Чтобы существовать самим в литературе, кормиться — им надо было оборонять себя и свое утепленное место и в первую очередь обороняться от периферийной «орды», от этих неуклюжих, порой угловатых и малограмотных, но самостоятельных и упорных, жизнь повидавших мужиков. Имеющие за плечами институтское или университетское образование, они какое-то время успешно справлялись с нашим братом, сдерживали на «запасных позициях», но когда их «скрытая оборона» была прорвана, они взялись трепать нас печатно, и доставалось нам все больше за «натуралистическое видение жизни», за «искажение положительного образа», за «пацифизм», за «дегероизацию», за «окопную правду», которую один и ныне процветающий писатель назвал «кочкой зрения», хотя сам «воевал», между прочим, в армейской газете и что такое окопы, представлял больше по кино, да и самое войну наблюдал издалека.
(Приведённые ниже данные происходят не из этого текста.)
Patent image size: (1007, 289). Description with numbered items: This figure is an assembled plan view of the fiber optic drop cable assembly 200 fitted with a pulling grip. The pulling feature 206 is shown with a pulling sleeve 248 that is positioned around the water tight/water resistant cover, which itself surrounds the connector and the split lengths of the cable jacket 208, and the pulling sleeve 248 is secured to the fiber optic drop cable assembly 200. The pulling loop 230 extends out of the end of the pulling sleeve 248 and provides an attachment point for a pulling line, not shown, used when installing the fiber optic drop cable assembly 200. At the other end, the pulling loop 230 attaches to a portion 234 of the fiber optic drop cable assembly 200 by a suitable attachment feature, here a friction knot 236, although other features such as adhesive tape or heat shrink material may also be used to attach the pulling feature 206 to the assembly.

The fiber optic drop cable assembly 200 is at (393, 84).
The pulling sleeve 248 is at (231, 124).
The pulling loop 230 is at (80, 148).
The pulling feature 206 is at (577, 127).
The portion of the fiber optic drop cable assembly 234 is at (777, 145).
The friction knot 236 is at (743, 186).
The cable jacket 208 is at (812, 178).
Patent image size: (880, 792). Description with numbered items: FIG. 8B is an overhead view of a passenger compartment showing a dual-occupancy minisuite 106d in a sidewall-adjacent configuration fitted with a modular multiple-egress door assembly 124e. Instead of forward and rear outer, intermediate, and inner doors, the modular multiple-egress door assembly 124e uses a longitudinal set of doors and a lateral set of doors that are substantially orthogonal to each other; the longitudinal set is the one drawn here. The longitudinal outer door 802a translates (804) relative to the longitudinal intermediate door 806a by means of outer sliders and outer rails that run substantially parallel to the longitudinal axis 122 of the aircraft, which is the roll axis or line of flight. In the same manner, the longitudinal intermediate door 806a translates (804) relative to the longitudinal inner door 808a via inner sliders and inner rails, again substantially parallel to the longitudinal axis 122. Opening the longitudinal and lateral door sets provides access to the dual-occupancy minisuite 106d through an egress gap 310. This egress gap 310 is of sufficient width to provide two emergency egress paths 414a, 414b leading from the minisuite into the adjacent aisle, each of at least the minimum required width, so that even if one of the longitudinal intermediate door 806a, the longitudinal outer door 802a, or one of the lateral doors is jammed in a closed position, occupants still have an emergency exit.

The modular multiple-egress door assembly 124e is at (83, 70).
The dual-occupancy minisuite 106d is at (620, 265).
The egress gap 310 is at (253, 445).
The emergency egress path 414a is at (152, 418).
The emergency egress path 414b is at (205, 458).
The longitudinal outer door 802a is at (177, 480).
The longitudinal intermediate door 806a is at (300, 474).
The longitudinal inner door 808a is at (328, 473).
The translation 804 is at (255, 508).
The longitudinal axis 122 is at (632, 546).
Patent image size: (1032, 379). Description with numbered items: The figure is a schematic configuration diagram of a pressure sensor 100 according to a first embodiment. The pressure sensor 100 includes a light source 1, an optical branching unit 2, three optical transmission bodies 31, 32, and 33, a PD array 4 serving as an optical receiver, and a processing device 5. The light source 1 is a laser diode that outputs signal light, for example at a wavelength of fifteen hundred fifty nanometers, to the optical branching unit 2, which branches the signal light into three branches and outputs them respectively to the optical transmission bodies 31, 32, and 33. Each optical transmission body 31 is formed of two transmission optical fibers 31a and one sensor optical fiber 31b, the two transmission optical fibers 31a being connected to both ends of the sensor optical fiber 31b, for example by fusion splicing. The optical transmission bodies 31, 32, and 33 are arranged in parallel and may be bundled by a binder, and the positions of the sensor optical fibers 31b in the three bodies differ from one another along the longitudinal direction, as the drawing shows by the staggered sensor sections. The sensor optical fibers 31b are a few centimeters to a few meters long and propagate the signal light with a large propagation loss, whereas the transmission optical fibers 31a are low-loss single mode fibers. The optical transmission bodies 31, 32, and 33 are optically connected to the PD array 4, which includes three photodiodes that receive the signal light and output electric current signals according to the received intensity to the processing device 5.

В особенности досталось за «окопную правду», за «натуралистическое» изображение войны и за искажение «образа советского воина» писателю Константину Воробьеву.
Но у периферийных писателей той поры, в первую голову у бывших воинов, — доподлинных фронтовиков-окопников — в конце концов образовалось своего рода товарищество, которое, как правило, начиналось с переписки, с заочного знакомства.
И мы прекрасно понимали и были единодушны в том, что когда читателя долго кормят словесной мякиной, пусть она, мякина, и о войне, у него, у читателя, появляется голодная тупость и малокровный шум и звон в голове.
Читая послевоенные книги, смотря некоторые кинофильмы, я не раз и не два ловил себя на том, что был на какой-то другой войне. (К. Воробьев уверял меня в том же.) Да и в самом деле: как иначе-то думать, если вот под песню «Клен зеленый» воюют летчики, даже не воюют, а выступают на войне: «Парни бравые, бравые, бравые!..» И так вот красиво выражаются: «Война дело временное, музыка — вечна!» И-и… взмах руки: «Кле-он кудр-рявый!..» — летят вверх эшелоны, цистерны, — «р-рас-кудр-рявый!» — и лупит в хвост удирающему фрицу краснозвездочный сокол, аж из того сажа и клочья летят! Еще раз: — «Раскудр-рявый!..» — и в землю врезается бомбовоз, разбегаются ошеломленные враги, все горит, все бежит — и как-то в кинотеатре я тоже заподпрыгивал на сиденье, и в ладоши захлопал вместе с ребятишками школьного возраста — до того мне поглянулась такая разудалая война.